Dreamy and melodic, the Lookyloos have melded wide-eyed guitar pop with schoolgirl lyrics and bouncy rhythms. Each track is sung with such dynamic emotion, it's hard not to recall some unrequited love or long forgotten wistful memories of good times with friends while listening. But the imagery isn't in the lyrics, it's in the music, the simple ambience created by steady drums, chiming guitars and whimsical soundscapes. It's hard to ignore the influence of bands like The Byrds and Pavement, which is truly apparent on tracks like "Nobody Sends Black Flowers" and "Incommunicado."
But You're Looking Very Beautiful Man is far from sounding antiquated. Instead, the album is more like waking up in a dream, and realizing that the best part of the past can be remembering it. There's only one track that doesn't bring it to the table, but hey, nine out of 10 ain't half bad.
Chimp Beams
Menina
Concent Productions
originally published December 6, 2006
What happens when three Japanese kids from the right side of Brooklyn, with a predilection for Massive Attack and My Bloody Valentine, get together? Chimp Beams, that's what. This highly praised second album offers up groovy, cannabis-laced electronic dub for the mainstream to groove to. Menina proves that form follows function, in that the the album's instrumentation is predicated on its intended purpose: getting people to mellow the fuck out.

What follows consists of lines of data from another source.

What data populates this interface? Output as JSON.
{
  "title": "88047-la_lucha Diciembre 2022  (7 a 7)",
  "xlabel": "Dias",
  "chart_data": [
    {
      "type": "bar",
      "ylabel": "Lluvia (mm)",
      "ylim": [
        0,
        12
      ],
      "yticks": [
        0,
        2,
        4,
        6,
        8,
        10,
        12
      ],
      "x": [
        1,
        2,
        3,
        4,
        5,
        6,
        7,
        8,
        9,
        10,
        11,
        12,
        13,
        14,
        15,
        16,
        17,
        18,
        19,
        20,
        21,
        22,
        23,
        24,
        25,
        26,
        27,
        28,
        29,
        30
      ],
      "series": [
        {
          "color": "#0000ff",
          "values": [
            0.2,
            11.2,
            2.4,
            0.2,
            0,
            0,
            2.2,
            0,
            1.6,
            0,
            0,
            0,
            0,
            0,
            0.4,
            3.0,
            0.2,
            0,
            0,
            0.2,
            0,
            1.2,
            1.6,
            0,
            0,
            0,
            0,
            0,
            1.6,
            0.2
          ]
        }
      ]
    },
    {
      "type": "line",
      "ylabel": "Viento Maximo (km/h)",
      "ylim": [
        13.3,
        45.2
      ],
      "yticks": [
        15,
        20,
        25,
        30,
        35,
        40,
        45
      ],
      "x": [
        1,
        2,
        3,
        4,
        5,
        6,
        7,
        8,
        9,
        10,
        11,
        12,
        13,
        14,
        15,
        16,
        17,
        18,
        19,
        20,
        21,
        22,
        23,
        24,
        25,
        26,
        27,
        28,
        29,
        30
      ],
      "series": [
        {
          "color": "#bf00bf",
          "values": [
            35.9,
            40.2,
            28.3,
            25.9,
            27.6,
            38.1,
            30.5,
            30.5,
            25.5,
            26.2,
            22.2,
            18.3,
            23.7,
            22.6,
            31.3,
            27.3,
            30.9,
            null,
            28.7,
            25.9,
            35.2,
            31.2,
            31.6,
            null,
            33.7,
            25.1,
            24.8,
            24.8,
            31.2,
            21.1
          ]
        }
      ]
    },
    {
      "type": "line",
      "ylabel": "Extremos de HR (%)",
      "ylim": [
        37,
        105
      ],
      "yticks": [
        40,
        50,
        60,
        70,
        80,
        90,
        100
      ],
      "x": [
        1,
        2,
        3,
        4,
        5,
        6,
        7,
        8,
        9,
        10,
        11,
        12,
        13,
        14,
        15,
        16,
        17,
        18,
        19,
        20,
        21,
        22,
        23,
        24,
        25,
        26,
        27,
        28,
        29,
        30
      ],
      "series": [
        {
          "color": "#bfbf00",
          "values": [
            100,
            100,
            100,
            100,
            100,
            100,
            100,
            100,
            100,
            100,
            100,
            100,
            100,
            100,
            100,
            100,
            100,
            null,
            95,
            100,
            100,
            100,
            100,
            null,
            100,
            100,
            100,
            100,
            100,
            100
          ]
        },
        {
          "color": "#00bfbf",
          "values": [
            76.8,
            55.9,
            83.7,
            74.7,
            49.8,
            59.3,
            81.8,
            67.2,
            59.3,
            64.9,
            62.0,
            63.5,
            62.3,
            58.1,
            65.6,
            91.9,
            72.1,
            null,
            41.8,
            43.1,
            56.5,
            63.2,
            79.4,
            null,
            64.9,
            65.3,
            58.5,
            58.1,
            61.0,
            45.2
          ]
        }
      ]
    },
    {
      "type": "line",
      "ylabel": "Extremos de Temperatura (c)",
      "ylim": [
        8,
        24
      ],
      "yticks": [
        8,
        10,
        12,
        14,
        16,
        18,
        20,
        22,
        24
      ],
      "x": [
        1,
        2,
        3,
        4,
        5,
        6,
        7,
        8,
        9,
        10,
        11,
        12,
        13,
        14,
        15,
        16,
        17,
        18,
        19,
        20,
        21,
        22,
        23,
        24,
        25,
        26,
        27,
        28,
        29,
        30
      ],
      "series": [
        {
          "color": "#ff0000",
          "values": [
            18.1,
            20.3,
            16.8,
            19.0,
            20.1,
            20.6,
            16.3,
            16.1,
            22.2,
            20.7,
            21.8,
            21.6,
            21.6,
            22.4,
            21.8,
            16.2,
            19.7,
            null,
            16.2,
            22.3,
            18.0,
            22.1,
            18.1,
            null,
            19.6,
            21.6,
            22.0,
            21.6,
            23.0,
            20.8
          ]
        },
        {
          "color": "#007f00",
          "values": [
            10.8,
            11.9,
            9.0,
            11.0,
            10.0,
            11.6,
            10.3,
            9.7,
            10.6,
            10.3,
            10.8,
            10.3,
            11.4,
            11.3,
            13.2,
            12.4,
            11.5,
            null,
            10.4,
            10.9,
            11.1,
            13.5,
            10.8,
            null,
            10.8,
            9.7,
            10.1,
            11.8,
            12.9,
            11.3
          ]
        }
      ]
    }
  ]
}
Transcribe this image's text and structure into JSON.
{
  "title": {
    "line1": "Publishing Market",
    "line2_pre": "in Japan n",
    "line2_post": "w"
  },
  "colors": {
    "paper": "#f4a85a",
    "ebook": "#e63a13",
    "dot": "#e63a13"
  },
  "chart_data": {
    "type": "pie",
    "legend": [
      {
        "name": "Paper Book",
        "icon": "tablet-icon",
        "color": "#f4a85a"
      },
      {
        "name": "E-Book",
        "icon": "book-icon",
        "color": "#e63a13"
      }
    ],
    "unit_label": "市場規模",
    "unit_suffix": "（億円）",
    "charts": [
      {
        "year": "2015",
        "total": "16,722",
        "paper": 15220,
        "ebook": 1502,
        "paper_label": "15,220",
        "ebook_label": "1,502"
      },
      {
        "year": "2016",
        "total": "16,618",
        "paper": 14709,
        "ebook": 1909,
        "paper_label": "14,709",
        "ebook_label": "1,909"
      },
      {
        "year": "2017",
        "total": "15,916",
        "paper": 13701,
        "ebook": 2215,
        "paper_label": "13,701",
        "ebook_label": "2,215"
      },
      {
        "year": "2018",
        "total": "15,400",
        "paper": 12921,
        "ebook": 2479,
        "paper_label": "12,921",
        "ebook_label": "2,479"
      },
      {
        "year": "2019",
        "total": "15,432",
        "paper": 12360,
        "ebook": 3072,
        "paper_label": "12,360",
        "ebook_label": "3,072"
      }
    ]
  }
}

Using breakbeats, drums, flutes, melodica, vibraphones, psychedelic samples and guitars, and mixing combinations of jazz, rock, trip-hop, soul and ethnic music from who can tell where, Menina sets sail on a trance-filled space adventure. That being said, Chimp Beams is not what you want to hear in a noisy club, despite its obvious dance-club appeal. The complex arrangements and melodic beats warrant an up-close-and-personal experience.
Second track "Brooklyn Dub" alone is a masterpiece, but honestly, every track on here could function as a hit single. It's no small wonder why the band's EP sold out so quickly. Three songs on Menina, including the title track, are actually new mixes made especially for the U.S. release, so if you can track down the Japanese release, it's a necessity as well.
Ho-Ag
The Word From Pluto
Hello Sir
originally published December 6, 2006
The streets of Boston are replete with rotaries, those annoying traffic circles that can easily confuse motorists bred on the straightforward roads of Georgia. Boston-based Ho-Ag is sort of the musical equivalent of plowing into one of those damn circles blind-folded and with earplugs in. The band's songs eventually wind up following a circular pattern, even if getting there is very often messy and indirect.
The Word From Pluto, Ho-Ag's second full-length, and first on Athens label Hello Sir Records, is the most analytical of jams. It tries hard to look all smart and shit, but deep down it just wants to get drunk and jump around 'til the inevitable intestinal upheaval. The smart/ dumb dynamic comes natural, as the five Ho-Agronomists are stalwart Devo fans, known for Halloween-time Devo cover shows. Despite this, Devo isn't as obvious an analogue as more contemporary groups, like Les Savy Fav and Brainiac, who also paid fealty to Devo. Like those bands, Ho-Ag plays mutant disco-punk that focuses primarily upon the second half of that equation, creating crazed rock and roll with keyboards rupturing out alongside frantic guitar U-turns and unpredictable rhythms. Often the songs twitch spastically like the those of the Contortions, only without James Chance's calamitous sax. Fortunately, Ho-Ag possesses the skills and right-mindedness to make this potentially obnoxious concoction work.
The early one-two punch of "Under the Maps" and "Lemon Juice or Vinegar" stands out among the handful of highlights. The former packs six or seven hooks into one delightfully unctuous wallop, whereas the latter features a slow burn into echoey madness. They're the best of the fine lot on The Word From Pluto, and proof that Ho-Ag can succeed where far too many others have failed.